Célébrations nationales 20002000

Le SMIG
Loi du 11 février 1950

"Au lendemain de la victoire remportée par les peuples libres sur les régimes qui ont tenté d'asservir et de dégrader la personne humaine" : le préambule de la Constitution du 27 octobre 1946, tout en rappelant l'attachement du peuple français aux grands principes fondateurs de la République, définissait le rôle nouveau dévolu à la Nation, qui doit assurer "à l'individu et à la famille les conditions nécessaires à leur développement" en leur garantissant "la protection de la santé, la sécurité matérielle, le repos et le loisir". Pour des millions de travailleurs salariés, cette sécurité matérielle passait par la garantie d'une rémunération minimale. C'est dans cet esprit qu'a été créé le Salaire national minimum interprofessionnel garanti (SMIG), par la loi du 11 février 1950.

Ce texte fondateur a mis en place une triple règle. La loi est tout d'abord revenue au principe de la liberté des salaires, bloqués depuis 1939. Cette liberté des salaires s'accompagne de négociations collectives portant sur les rémunérations et menées par les syndicats de salariés et les représentants des employeurs.

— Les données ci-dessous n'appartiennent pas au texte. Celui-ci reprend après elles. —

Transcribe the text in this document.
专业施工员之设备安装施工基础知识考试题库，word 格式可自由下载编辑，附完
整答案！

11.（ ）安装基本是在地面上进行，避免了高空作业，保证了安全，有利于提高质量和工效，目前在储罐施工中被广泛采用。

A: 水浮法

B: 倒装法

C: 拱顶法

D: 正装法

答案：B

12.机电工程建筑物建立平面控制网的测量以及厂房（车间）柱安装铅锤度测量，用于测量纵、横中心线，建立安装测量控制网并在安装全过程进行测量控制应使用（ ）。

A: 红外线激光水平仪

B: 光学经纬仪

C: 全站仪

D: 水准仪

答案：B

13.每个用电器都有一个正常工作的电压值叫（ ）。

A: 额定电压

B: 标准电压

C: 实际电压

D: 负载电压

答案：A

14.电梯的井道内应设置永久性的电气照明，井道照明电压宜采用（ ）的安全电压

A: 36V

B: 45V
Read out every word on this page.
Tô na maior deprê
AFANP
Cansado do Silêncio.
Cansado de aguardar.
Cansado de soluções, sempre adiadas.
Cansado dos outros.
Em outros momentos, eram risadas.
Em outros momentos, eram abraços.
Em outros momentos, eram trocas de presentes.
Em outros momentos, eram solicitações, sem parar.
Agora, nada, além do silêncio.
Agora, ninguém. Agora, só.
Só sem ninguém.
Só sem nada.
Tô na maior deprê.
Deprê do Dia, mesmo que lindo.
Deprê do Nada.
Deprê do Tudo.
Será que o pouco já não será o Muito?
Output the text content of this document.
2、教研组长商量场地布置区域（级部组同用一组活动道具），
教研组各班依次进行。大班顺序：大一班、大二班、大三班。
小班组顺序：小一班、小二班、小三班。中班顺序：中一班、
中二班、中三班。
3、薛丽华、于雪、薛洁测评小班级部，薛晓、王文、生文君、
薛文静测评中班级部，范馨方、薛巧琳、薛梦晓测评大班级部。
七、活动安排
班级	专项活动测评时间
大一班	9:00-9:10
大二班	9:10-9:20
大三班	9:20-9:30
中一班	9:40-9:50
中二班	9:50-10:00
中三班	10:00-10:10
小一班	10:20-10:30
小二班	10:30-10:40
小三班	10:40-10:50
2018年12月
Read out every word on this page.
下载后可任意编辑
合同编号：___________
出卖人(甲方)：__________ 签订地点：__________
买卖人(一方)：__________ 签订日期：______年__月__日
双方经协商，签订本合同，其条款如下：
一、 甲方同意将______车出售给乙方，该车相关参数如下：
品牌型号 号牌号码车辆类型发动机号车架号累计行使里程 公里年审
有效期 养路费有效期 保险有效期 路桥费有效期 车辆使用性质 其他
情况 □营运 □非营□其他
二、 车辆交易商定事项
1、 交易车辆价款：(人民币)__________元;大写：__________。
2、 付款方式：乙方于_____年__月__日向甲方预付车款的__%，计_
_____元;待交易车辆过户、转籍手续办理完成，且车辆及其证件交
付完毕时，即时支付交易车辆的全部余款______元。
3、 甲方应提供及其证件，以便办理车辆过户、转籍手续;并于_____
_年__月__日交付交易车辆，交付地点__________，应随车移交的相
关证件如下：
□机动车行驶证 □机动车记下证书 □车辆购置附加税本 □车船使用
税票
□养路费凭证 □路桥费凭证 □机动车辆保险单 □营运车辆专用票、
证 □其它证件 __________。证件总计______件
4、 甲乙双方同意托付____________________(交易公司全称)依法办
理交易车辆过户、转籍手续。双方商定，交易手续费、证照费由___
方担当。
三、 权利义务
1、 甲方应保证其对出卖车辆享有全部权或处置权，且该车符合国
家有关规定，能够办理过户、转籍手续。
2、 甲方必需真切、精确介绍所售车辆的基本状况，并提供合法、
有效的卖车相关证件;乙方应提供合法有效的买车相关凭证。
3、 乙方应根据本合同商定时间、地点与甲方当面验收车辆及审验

Mais cette négociation, et c'est là l'apport essentiel de la loi, ne saurait abaisser les rémunérations en-deçà d'un seuil, déterminé librement par les pouvoirs publics en fonction du budget type d'un ménage après avis de la commission supérieure de la négociation collective.

La loi du 11 février 1950 a donc imposé durablement le principe d'une rémunération minimale, dont le montant est déterminé par les pouvoirs publics, mais que la négociation, collective ou individuelle, est en droit d'améliorer. Le SMIG a été remplacé dès 1970 (loi du 2 janvier) par deux institutions distinctes : le minimum garanti et le SMIC. Le minimum garanti, héritier en ligne directe du SMIG, sert aujourd'hui d'étalon pour le calcul des allocations versées par le Fonds national de l'emploi (FNE), des plafonds de ressources ou l'évaluation des avantages en nature. Quant au SMIC (Salaire minimum interprofessionnel de croissance), il assure désormais aux salariés non plus seulement la garantie d'un simple minimum vital mais bien "une participation au développement économique de la nation" (C. trav., art. L. 141-2).